L’avenir, pour la musique et la vidéo, me semble donc pencher naturellement non pas du côté des magasins en ligne (qui sont la continuation des habitudes d’antan, de l’époque de la musique sur support physique), mais des services de streaming, qui en toute logique vont devenir une composante basique des abonnements internet (l’offre conjointe Deezer-Orange ouvre la voie). La révolution de la dématérialisation a ouvert une brèche dans l’idée d’achat de musique « à la pièce », et on ne voit pas ce qui pourrait l’empêcher d’aller à son terme.
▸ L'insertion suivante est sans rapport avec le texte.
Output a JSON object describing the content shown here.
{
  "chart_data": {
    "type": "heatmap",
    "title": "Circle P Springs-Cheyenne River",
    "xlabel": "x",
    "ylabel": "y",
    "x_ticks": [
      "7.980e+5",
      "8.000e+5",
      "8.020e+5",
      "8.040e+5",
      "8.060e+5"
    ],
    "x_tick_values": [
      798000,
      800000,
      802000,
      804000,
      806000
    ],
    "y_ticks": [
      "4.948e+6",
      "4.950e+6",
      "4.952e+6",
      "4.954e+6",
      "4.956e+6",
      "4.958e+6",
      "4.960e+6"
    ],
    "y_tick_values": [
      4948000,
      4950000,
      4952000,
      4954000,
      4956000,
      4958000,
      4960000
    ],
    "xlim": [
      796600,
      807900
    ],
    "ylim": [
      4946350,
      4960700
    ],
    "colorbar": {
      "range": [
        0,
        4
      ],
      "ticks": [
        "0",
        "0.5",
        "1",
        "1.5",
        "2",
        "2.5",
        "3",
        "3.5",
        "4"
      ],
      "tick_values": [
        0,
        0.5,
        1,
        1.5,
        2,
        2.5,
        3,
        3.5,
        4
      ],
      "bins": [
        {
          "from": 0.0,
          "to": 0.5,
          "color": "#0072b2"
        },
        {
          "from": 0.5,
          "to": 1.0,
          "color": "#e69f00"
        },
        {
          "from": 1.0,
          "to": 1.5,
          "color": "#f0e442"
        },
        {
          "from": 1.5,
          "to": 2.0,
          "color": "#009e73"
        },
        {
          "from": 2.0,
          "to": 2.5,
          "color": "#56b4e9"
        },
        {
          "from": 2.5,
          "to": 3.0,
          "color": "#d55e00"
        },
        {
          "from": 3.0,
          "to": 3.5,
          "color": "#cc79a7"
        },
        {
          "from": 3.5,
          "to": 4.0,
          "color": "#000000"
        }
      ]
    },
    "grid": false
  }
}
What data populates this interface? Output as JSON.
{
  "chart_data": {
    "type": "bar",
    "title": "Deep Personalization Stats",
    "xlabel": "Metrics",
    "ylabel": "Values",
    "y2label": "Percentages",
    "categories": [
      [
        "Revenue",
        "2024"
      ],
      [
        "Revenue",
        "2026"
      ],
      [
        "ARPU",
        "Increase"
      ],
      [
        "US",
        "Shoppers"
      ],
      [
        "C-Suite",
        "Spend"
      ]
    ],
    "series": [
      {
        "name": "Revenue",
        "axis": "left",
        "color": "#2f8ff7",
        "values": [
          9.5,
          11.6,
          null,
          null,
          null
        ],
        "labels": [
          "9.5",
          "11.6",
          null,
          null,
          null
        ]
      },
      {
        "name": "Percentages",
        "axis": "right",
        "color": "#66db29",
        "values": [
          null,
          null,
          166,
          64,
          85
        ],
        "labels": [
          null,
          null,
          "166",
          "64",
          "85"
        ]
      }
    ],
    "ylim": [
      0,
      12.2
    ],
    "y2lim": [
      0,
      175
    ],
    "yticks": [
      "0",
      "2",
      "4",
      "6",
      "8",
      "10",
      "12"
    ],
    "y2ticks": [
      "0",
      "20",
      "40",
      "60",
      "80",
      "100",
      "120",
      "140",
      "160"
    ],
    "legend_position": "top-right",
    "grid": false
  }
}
Bien sûr, cela ne se fera pas du jour au lendemain : acquisition et streaming peuvent cohabiter un certain temps, l’inertie des habitudes pesant toujours lourdement en ce domaine, et il y aura toujours une utilité de l’acquisition dans des cas particuliers (musiciens et producteurs, DJ, recherche de morceaux rares) ; mais les nouvelles générations de « digital natives » pourraient bien jouer un rôle d’accélérateur décisif. La musique achetée sous forme de fichier n’est probablement qu’une étape éphémère dans la révolution numérique : un MP3 ou équivalent n’a aucune valeur, de par sa duplicabilité et sa qualité musicale moyenne. La finalité du numérique (CD y compris) est la facilité de son écoute, et son usage tendra toujours plus vers cette objectif ; subsistera en revanche, probablement plus longtemps, le disque vinyle : pour la qualité de l’analogique dans une perspective d’écoute audiophile, et pour la mythologie particulière qui entoure l’objet.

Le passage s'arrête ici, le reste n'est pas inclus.